In your first effort…
…you still had the compiler create the local variable obj, which guarantees correct alignment. In the second effort…
…you’re promising the compiler the buffer points to a byte that’s aligned appropriately for an Object::Object. But will it be? Probably not, given your run-time crash. Generally, char*s can start on any given byte, where-as more complex objects are often aligned to the word size or with the largest alignment needed by their data members. Reading/writing ints, doubles, pointers etc. inside Object::Object may only work when the memory is properly aligned – it depends a bit on your CPU etc., but on UNIX/Linux, misalignment could generate e.g. a SIGBUS or SIGSEGV signal.
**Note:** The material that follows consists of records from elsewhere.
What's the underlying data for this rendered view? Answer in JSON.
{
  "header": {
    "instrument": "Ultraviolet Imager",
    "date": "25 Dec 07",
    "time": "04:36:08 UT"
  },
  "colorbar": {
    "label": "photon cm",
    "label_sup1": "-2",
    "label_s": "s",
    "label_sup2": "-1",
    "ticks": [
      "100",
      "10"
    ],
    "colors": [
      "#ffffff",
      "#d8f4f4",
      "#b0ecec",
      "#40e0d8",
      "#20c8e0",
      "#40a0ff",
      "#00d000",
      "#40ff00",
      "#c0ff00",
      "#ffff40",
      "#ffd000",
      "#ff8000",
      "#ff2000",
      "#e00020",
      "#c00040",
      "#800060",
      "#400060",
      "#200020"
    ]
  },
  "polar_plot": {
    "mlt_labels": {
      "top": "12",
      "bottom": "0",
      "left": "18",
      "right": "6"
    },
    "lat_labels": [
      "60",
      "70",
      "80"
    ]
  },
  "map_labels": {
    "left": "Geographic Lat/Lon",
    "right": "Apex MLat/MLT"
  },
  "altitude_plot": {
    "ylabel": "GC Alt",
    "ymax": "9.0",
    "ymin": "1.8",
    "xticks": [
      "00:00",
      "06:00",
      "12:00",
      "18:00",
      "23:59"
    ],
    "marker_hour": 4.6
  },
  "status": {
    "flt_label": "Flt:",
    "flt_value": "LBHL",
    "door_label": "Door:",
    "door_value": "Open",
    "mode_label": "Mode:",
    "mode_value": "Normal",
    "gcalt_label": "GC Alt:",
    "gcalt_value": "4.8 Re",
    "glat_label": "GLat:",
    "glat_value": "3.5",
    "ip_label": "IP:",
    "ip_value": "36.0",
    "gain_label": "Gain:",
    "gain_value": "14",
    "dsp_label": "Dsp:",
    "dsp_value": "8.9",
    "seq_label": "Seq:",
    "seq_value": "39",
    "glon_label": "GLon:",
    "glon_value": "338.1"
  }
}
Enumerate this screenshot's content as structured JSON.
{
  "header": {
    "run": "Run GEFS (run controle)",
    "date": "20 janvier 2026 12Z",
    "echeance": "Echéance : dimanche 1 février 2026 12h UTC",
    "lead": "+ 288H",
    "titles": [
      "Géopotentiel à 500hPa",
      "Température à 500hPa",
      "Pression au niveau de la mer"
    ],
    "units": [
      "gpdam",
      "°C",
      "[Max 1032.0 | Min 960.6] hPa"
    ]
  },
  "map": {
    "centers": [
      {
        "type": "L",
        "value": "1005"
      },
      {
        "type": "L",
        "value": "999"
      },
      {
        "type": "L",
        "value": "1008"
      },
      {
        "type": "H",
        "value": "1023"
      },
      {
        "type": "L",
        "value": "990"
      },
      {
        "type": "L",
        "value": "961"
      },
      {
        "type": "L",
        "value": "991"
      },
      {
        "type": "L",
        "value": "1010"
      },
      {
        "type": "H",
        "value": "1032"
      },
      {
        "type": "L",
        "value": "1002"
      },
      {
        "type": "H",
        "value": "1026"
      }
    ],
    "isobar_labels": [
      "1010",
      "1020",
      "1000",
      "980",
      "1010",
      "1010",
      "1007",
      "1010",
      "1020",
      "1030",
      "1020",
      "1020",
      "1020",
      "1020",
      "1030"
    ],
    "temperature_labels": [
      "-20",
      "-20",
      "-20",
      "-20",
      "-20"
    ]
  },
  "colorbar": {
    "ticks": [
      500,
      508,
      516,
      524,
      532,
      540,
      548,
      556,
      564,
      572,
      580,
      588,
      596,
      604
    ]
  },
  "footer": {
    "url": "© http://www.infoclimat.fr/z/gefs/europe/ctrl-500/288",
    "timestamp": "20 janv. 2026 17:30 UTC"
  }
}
To explain this, let’s consider a simple CPU/memory architecture. Say the memory allows, in any given operation, 4 bytes (a 32-bit architecture) to be read from addresses 0-3, 4-7, or 8-11 etc, but you can’t read 4-byte chucks at addresses 1-4, 2-5, 3-6, 5-8…. Sounds strange, but that’s actually quite a common limitation for memory, so just accept it and consider the consequences. If we want to read a 4-byte number in memory – if it’s at one of those multiple-of-4 addresses we can get it in one memory read, otherwise we have to read twice: from one 4-byte area containing part of the data, then the other 4-byte area containing the rest, then throwing away the bits we don’t want and reassembling the rest in the proper places to get the 32-bit value into the CPU register/memory. That’s too slow, so languages typically take care to put values we want where the memory can access them in one operation. Even the CPUs are designed with this expectation, as they often have instructions that operate on values in memory directly, without explicitly loading them into registers (i.e. that’s an implementation detail beneath even the level of assembly/machine code). Code that asks the CPU to operate on data that’s not aligned like this typically results in the CPU generating an interrupt, which the OS might manifest as a signal.
That said, the other caveats about the safety of using this on non-POD data are also valid.